Two primary school sisters made their television debut showcasing the culinary delights from their home city Bradford.
Fatimah, 8, and Tayyibah, 6, appeared on a children’s CBBC show ‘All Over The World’, where presenters and guest hosts travel across the UK and world to highlight unique attractions and events.
The girls are daughters of Yorkshire born and bred Waqar Ali who now runs his family’s renowned Sweet Centre restaurant in Lumb Lane, Bradford.
The opportunity arose for the girls after Waqar received an email from the BBC for a series, and were looking for children to partake in fun, cooking and comedy.
“Fortunately Fatimah and Tayyibah both fitted the description and credentials to participate in the show,” says Waqar.
“The series was to be filmed with some of the best-catering outlets in the UK with an element of cooking and comedy.
“And so, the girls and I were asked to make a popular traditional Asian sweet dessert for viewers.”
As CBBC’s host Ed Petrie went on a bizarre quest to find the most unusual, strange and amazing places to visit in the UK, he made his stop to Bradford.
French food critic Rene Mangetout requested Fatimah and Tayyibah show him how to make their favourite sweet treat.
They chose their favourite – Gulab Jamun – a delicious sweet treat consisting of sticky-sweet, deep-fried dough balls.
Fatimah comments: “It was really fun and easy filming with the French actor.
“But the hardest thing of all was trying not to laugh when he rewarded us at the end by drawing moustaches on our faces – it was very hard,” she giggles.
Meanwhile, Tayyibah thinks she’s the one more in control in the kitchen.
“I am definitely the bossiest… don’t ask me why because I just don’t know – maybe because Fatimah is quieter compared to me,” says Tayyibah chuckling.
Talking about the highlight of being on telly, she adds: “The best thing about cooking on TV was shaping the gulab jamun; even better was eating them after – warmed up with vanilla ice cream!”
Learning from the best – their dad, Fatimah and Tayyibah practised ahead of filming to show the Frenchman a trick or two about Asian desserts.
But this isn’t the first time Sweet Centre has been in the national limelight.
Waqar has previously been filmed with famous Chef Ainsley Harriot and Len Goodman sharing his grandfather’s famous lamb-on-the-bone karahi, which still today is the restaurant’s most popular dish.
Talking about why he quit law to take on the duties of running and managing a restaurant alongside his father Zulficar Ali, Waqar says: “It was the loss of our grandfather Haji Mohammed Bashir that influenced my decision to carry on the Sweet Centre restaurant legacy.
“The restaurant was established in December 1964 by the late Haji Mohammed Bashir and Haji Abdul Rehman.

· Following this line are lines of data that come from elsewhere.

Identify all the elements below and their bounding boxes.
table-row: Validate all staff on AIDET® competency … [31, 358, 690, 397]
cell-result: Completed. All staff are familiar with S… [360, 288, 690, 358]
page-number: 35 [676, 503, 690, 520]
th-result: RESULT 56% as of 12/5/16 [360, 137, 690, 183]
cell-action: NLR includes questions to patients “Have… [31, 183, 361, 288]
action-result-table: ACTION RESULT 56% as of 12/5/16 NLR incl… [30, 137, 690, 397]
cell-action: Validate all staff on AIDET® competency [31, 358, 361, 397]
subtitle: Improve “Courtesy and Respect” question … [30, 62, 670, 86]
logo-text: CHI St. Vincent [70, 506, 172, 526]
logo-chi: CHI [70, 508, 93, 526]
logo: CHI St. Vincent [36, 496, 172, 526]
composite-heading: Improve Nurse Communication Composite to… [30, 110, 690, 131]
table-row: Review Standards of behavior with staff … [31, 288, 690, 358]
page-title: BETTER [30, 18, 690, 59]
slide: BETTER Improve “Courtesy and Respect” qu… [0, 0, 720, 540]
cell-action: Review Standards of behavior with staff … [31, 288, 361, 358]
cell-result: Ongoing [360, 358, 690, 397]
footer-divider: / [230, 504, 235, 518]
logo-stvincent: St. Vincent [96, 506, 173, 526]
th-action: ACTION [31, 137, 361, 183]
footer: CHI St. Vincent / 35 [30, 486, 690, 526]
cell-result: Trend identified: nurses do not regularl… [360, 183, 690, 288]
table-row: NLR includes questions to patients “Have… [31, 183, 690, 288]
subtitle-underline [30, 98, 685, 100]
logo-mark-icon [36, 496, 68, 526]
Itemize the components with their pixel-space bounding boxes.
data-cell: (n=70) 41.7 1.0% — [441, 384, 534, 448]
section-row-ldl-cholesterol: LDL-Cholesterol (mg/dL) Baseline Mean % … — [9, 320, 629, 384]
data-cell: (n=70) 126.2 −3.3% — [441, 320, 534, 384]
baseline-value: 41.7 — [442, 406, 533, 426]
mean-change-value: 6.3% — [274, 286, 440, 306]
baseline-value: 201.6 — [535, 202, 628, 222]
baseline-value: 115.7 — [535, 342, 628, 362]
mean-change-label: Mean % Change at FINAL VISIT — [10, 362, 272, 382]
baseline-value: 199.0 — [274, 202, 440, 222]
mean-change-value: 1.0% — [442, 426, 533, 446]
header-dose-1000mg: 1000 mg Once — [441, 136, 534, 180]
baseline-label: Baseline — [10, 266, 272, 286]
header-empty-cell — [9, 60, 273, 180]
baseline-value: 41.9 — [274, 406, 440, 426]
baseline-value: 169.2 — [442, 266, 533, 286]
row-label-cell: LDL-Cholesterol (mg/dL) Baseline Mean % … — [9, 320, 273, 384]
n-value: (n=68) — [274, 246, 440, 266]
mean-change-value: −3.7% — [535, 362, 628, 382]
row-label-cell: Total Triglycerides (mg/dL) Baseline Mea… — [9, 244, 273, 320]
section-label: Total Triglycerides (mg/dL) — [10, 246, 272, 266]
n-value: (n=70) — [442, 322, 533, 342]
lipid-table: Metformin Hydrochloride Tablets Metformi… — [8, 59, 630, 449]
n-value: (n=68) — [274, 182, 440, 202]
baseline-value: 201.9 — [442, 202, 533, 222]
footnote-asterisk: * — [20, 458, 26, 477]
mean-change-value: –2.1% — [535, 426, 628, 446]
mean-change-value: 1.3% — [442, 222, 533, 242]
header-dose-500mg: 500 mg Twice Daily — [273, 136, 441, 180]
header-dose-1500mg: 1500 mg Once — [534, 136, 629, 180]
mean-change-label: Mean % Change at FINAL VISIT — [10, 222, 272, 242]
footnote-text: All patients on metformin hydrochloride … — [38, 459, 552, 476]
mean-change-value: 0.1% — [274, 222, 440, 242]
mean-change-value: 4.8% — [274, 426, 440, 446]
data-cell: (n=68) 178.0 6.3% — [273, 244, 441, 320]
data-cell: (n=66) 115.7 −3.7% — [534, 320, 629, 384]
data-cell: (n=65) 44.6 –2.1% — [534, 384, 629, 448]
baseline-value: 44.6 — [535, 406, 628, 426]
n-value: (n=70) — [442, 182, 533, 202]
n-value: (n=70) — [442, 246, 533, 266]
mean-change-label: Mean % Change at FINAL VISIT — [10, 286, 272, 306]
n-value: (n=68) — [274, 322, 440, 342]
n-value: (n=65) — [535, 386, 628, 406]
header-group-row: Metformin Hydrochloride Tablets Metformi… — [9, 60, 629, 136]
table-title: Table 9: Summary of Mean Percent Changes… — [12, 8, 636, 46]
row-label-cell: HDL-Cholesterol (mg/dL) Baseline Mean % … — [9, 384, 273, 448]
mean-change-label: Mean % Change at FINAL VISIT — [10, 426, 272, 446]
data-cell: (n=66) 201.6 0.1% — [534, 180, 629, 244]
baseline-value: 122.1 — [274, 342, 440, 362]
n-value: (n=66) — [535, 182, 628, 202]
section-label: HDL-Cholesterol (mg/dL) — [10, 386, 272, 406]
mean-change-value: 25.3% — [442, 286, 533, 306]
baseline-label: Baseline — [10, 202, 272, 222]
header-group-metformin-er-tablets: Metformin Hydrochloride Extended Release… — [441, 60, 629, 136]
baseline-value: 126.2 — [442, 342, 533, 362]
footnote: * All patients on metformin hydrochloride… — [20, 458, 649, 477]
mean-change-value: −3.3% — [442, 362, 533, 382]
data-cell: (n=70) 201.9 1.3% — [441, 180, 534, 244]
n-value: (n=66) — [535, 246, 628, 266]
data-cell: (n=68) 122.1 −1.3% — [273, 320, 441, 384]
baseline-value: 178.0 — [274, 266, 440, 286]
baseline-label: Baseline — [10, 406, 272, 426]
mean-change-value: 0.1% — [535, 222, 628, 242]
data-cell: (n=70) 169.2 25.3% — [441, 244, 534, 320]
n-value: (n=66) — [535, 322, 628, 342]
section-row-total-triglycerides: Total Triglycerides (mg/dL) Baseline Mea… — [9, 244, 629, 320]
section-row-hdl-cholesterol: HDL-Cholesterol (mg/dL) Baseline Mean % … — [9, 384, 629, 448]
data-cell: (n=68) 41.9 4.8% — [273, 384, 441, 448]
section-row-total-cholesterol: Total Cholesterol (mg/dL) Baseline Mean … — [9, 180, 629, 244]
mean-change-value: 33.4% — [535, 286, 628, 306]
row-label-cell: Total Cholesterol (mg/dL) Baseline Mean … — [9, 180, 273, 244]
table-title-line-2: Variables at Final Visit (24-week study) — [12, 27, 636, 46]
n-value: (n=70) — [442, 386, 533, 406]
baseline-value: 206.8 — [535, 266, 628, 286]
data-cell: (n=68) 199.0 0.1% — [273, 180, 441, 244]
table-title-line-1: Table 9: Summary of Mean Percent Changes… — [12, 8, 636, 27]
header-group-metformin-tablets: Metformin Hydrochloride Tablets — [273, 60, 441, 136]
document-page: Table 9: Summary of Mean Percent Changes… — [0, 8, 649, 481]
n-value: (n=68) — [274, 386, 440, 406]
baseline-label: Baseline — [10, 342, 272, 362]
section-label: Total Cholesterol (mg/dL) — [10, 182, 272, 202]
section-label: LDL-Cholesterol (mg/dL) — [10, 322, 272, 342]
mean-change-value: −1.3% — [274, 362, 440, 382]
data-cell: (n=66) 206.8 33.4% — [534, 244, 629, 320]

“Their names are still very much out there as pioneers of what they accomplished back in the day at a time when mill hands came to Bradford in the 60s. They craved authentic food from Pakistan and India, including Asian sweets such as mithai (sweetmeats) and halwa.”
Confessing to not having a television set in his home, the former lawyer says that his wife has the hardest job of all raising their four beautiful girls.
“The home environment is beautiful but, at times, crazy. Come on… five girls and me? I’ve got no chance!” he laughs.
“Along with Fatimah and Tayyibah, we’ve got Farha – she’s five, and our two-year-old Hafsa. My wife and I hands-down agree that Hafsa runs the house at her tender yet bossy age.
“The girls are very proactive at home, all four of them are into languages, they are keen learners of Arabic.
“Fatimah loves writing stories and has a deep-thinking philosophical character whereas Tayyibah is very artistic and creative who loves painting and drawing.
“They both collectively love cooking and they carry out the ‘good cop – bad cop’ routine in the kitchen.”